In 1958 werd het wat precieser geformuleerd: „De kleur rood moet zijn helder vermiljoen met de trichromatische coördinaten X= 17,2, Y=9,0 en Z=2,6. De kleur blauw moet zijn kobaltblauw met de trichromatische coördinaten X=7,8, Y=6,8 en Z=26,7.”

En wit, nou ja, dat is gewoon wit. Dat alles wappert daar dus, vroeger vaak huis aan huis, tegenwoordig ogenschijnlijk steeds minder.

De handtekening die de vorstin in haar vakantieverblijf in Zell am See zette, maakte resoluut een eind aan jarenlang gekrakeel.

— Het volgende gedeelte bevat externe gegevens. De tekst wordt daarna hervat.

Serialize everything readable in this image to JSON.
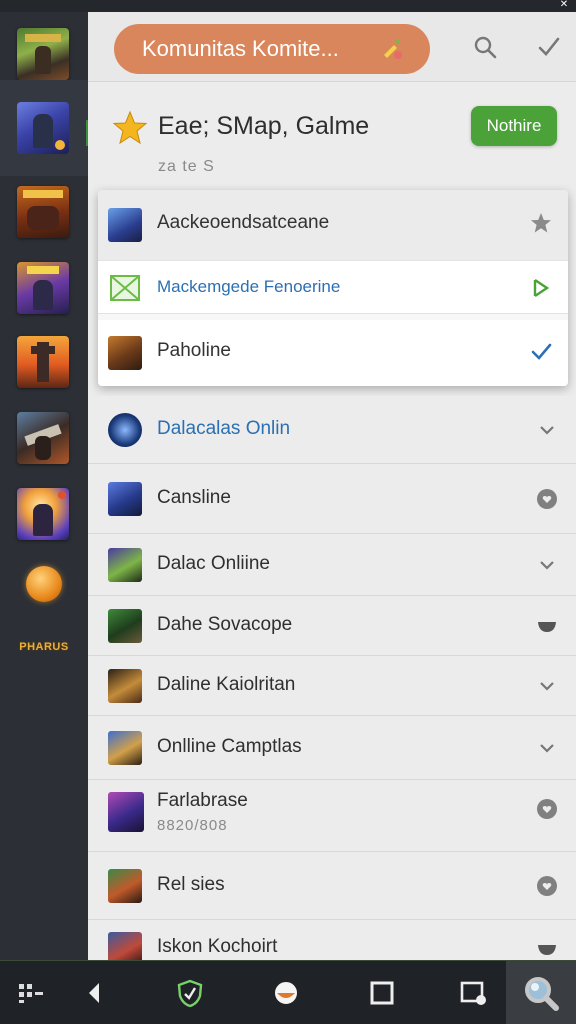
{
  "topbar": {
    "search_text": "Komunitas  Komite...",
    "search_icon": "search-icon",
    "check_icon": "check-icon"
  },
  "game_header": {
    "title": "Eae; SMap, Galme",
    "subtitle": "za te  S",
    "button_label": "Nothire",
    "button_color": "#4ba238"
  },
  "dropdown": [
    {
      "label": "Aackeoendsatceane",
      "trail_icon": "star-icon"
    },
    {
      "label": "Mackemgede Fenoerine",
      "trail_icon": "arrow-right-icon"
    },
    {
      "label": "Paholine",
      "trail_icon": "check-icon"
    }
  ],
  "list": [
    {
      "label": "Dalacalas Onlin",
      "trail_icon": "chevron-down-icon",
      "highlight": true
    },
    {
      "label": "Cansline",
      "trail_icon": "heart-icon"
    },
    {
      "label": "Dalac Onliine",
      "trail_icon": "chevron-down-icon"
    },
    {
      "label": "Dahe Sovacope",
      "trail_icon": "bowl-icon"
    },
    {
      "label": "Daline Kaiolritan",
      "trail_icon": "chevron-down-icon"
    },
    {
      "label": "Onlline Camptlas",
      "trail_icon": "chevron-down-icon"
    },
    {
      "label": "Farlabrase",
      "sub": "8820/808",
      "trail_icon": "heart-icon"
    },
    {
      "label": "Rel sies",
      "trail_icon": "heart-icon"
    },
    {
      "label": "Iskon Kochoirt",
      "trail_icon": "bowl-icon"
    }
  ],
  "colors": {
    "accent_orange": "#d9865c",
    "accent_green": "#4ba238",
    "link_blue": "#2c6fb3",
    "rail_bg": "#2c3036"
  },
  "rail_logo_text": "PHARUS",
  "bottom_nav": [
    "grid-icon",
    "back-icon",
    "shield-icon",
    "home-icon",
    "square-icon",
    "window-icon",
    "search-magnifier-icon"
  ]
}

De vlag had aanvankelijk „de couleuren oraenge, blanche, bleu” gehad, maar ook de kleur rood had oude papieren: in 1596 was er sprake van rood-wit-blauwe vlaggen op schepen. Die driekleur is ook te zien op een schilderij met ijsvermaak uit 1610 en vervolgens werd, om de herkenbaarheid op zee te vergroten, in 1630 de oranje baan in de vlag algemeen vervangen door een rode.

Maar, zei NSB-leider Mussert, „rood is de kleur van de opstand, rood is de kleur van het bloed; rood is de kleur voor de aanduiding van gevaar. Waarlijk, het rood in onze vlag is een noodsein. De huidige toestand wordt erdoor gekenschetst. Ieder onzer ziet echter met verlangen den tijd tegemoet, dat deze rode kleur, met toestemming van ons Vorstenhuis, veranderd zal kunnen worden in Oranje, dat dan boven het zwart tezamen daarmede het kenteken zal zijn, dat Nederland is herboren en dat het gevaar voor den ondergang van ons volk is afgewend. Daarvoor strijdt de NSB!”

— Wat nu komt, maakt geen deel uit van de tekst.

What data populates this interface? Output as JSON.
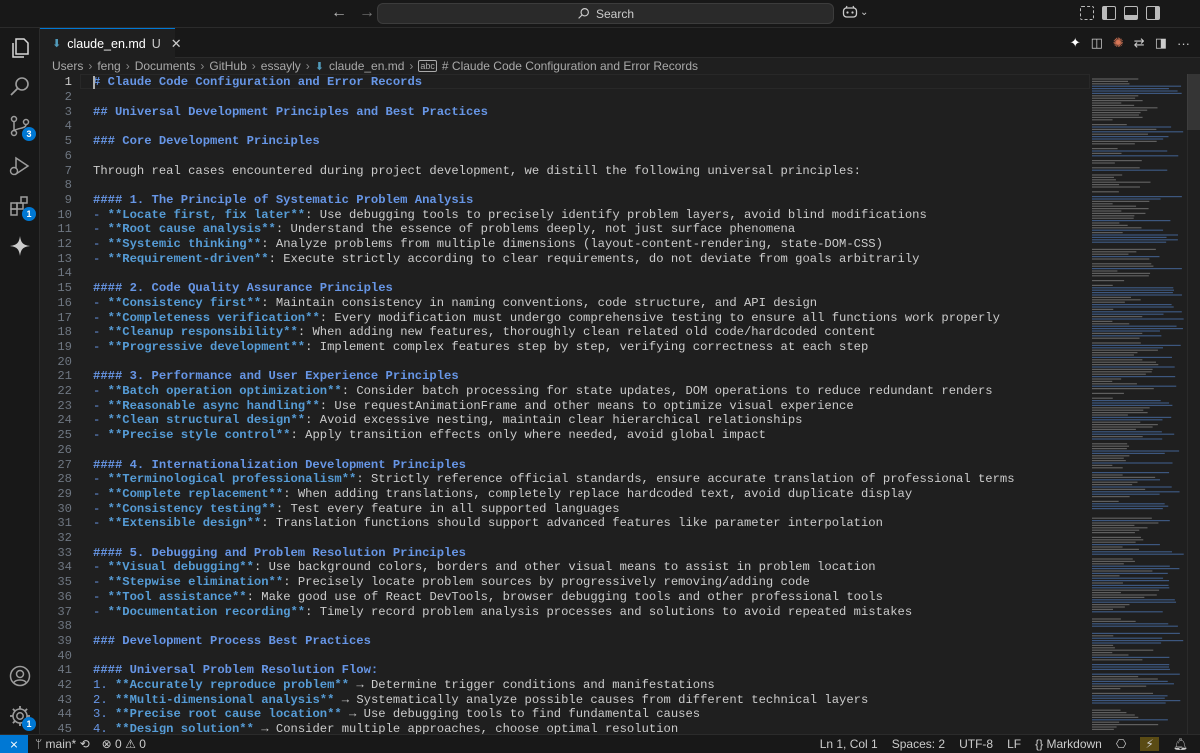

Rood was ook –maar dat zei Mussert er niet bij– de kleur van het door hem verfoeide socialisme en communisme. Zijn pleidooi voor herstel van de Princenvlag was overigens niet origineel. In 1923, toen er nog geen NSB was, had een correspondent van het Algemeen Handelsblad gepleit voor herinvoering van het oranje-blanje-bleu bij het 25-jarig regeringsjubileum van koningin Wilhelmina. In de jaren daarna waren voorstanders van de herinvoering van het oranje in alle politieke richtingen en zuilen te vinden, net als de aanhangers van het rood. Alleen de NSB koos eenparig voor oranje.

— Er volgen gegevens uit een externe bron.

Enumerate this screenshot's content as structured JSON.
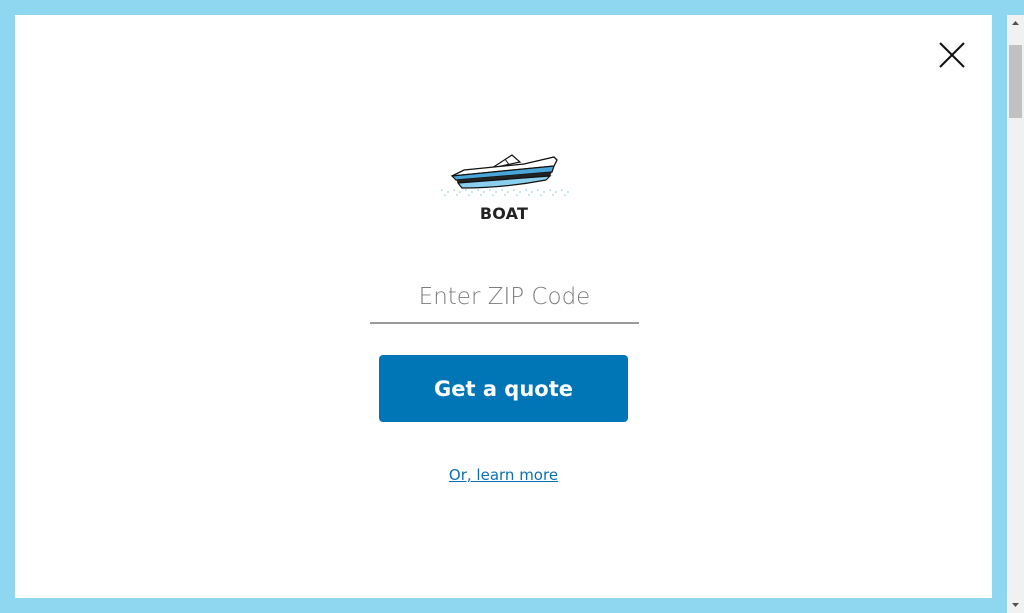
{
  "colors": {
    "backdrop": "#8fd7f1",
    "modal_background": "#ffffff",
    "primary_button": "#0076b6",
    "link": "#0d6fb3"
  },
  "modal": {
    "close_icon": "close-icon",
    "product": {
      "icon": "boat-icon",
      "label": "BOAT"
    },
    "zip": {
      "value": "",
      "placeholder": "Enter ZIP Code"
    },
    "quote_button_label": "Get a quote",
    "learn_more_label": "Or, learn more"
  },
  "scrollbar": {
    "position": 0.0
  }
}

En dat werd het dus niet. Premier Colijn maakte in 1937 met een Koninklijk Besluit een einde aan het rumoer: rood zou het zijn; niet oranje. Er zou een Vlaggenwet achteraan komen, met een richtlijn voor de afmetingen: „De vlag heeft de vorm van een rechthoek, waarvan de lengte zich verhoudt tot de hoogte als drie tot twee.” Die wet kwam er niet, maar die maten zijn sindsdien wel gehanteerd.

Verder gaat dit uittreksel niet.